Oh boy, buckle up folks because the climate catastrophizers have set their sights on a new target: our precious ice cubes! Yes, you heard it right, the climate loons are coming for our frozen cocktail delights. So, get ready to bid farewell to ice-cold margaritas, Bloody Marys, and bourbon on the rocks, because these climate fanatics want to deprive us of all the good things in life.
Scientific American, the self-appointed guru of all things climate-friendly, has decided that it’s time to put an end to the joy of having a nice chunk of ice floating in our drinks. According to them, the production of ice cubes requires an alarming amount of water and energy. But hold on a minute, shouldn’t it be obvious that making ice requires water? I mean, what do they expect, ice cubes to magically appear out of thin air? These climate alarmists are truly out of touch with reality.
Cocktail Aficionados Beware: The Climate Catastrophizers Are Coming for Your Ice Cubes https://t.co/DtYeyfxn3y
— RedState (@RedState) June 28, 2023
The article goes on to suggest that we can make cocktails without using so much ice.
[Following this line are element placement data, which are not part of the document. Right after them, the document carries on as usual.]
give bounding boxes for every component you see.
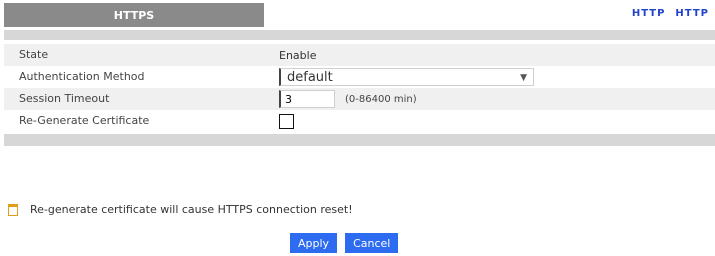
session-timeout-label: Session Timeout <box>19 92 110 105</box>
note-icon <box>8 203 18 216</box>
auth-method-row: Authentication Method default ▼ <box>4 66 715 88</box>
cancel-button[interactable]: Cancel <box>345 233 399 253</box>
state-row: State Enable <box>4 44 715 66</box>
auth-method-label: Authentication Method <box>19 70 145 83</box>
regen-cert-row: Re-Generate Certificate <box>4 110 715 132</box>
section-header-bar <box>4 30 715 40</box>
session-timeout-input[interactable] <box>279 90 335 108</box>
state-label: State <box>19 48 49 61</box>
tab-http-link-2[interactable]: HTTP <box>675 8 709 19</box>
tab-bar: HTTPS HTTP HTTP <box>0 3 715 27</box>
tab-http-link-1[interactable]: HTTP <box>632 8 666 19</box>
state-value: Enable <box>279 48 317 62</box>
session-timeout-row: Session Timeout (0-86400 min) <box>4 88 715 110</box>
session-timeout-hint: (0-86400 min) <box>345 93 417 105</box>
regen-cert-label: Re-Generate Certificate <box>19 114 150 127</box>
tab-https[interactable]: HTTPS <box>4 3 264 27</box>
section-footer-bar <box>4 134 715 146</box>
auth-method-select[interactable]: default ▼ <box>279 68 534 86</box>
warning-note-text: Re-generate certificate will cause HTTPS… <box>30 203 353 216</box>
auth-method-value: default <box>287 70 333 85</box>
regen-cert-checkbox[interactable] <box>279 113 294 129</box>
top-links: HTTP HTTP <box>632 8 709 19</box>
warning-note: Re-generate certificate will cause HTTPS… <box>8 203 353 216</box>
apply-button[interactable]: Apply <box>290 233 338 253</box>
action-buttons: Apply Cancel <box>290 233 399 253</box>
chevron-down-icon: ▼ <box>520 73 527 83</box>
But let’s be honest here, what kind of pathetic excuse for a cocktail would that be? We all know that ice not only cools our drinks but also enhances their flavor, texture, and balance. It adds that refreshing touch that makes a cocktail truly satisfying. But apparently, the climate fanatics think we should sacrifice the pleasure of a well-made drink in the name of their climate agenda.
And just when you thought it couldn’t get any worse, they throw in some ridiculous calculations to prove their point. They claim that shaking three and a half ounces of ice for 12 seconds generates about 2,000 watts of power. Okay, let me get this straight. They want us to believe that the energy used to make a properly chilled cocktail is a grave threat to the planet? Give me a break! I’m sure there are more pressing issues to tackle than worrying about the energy consumption of a few ice cubes.
But here’s the bottom line, my fellow conservatives. We can’t let these climate loons dictate every aspect of our lives. First, it was plastic bags and straws, then it was our gas stoves and air conditioners, and now they want to take away our ice cubes. It’s time to draw the line and say, “Enough is enough!” We should embrace our right to enjoy a perfectly chilled cocktail without guilt or fear. So, grab your favorite drink, add as much ice as your heart desires, and show these climate catastrophizers that they can’t ruin everything we love.
In the end, I’ll raise my glass to all the climate skeptics out there who refuse to let the fearmongering ruin their enjoyment of life’s simple pleasures. Cheers!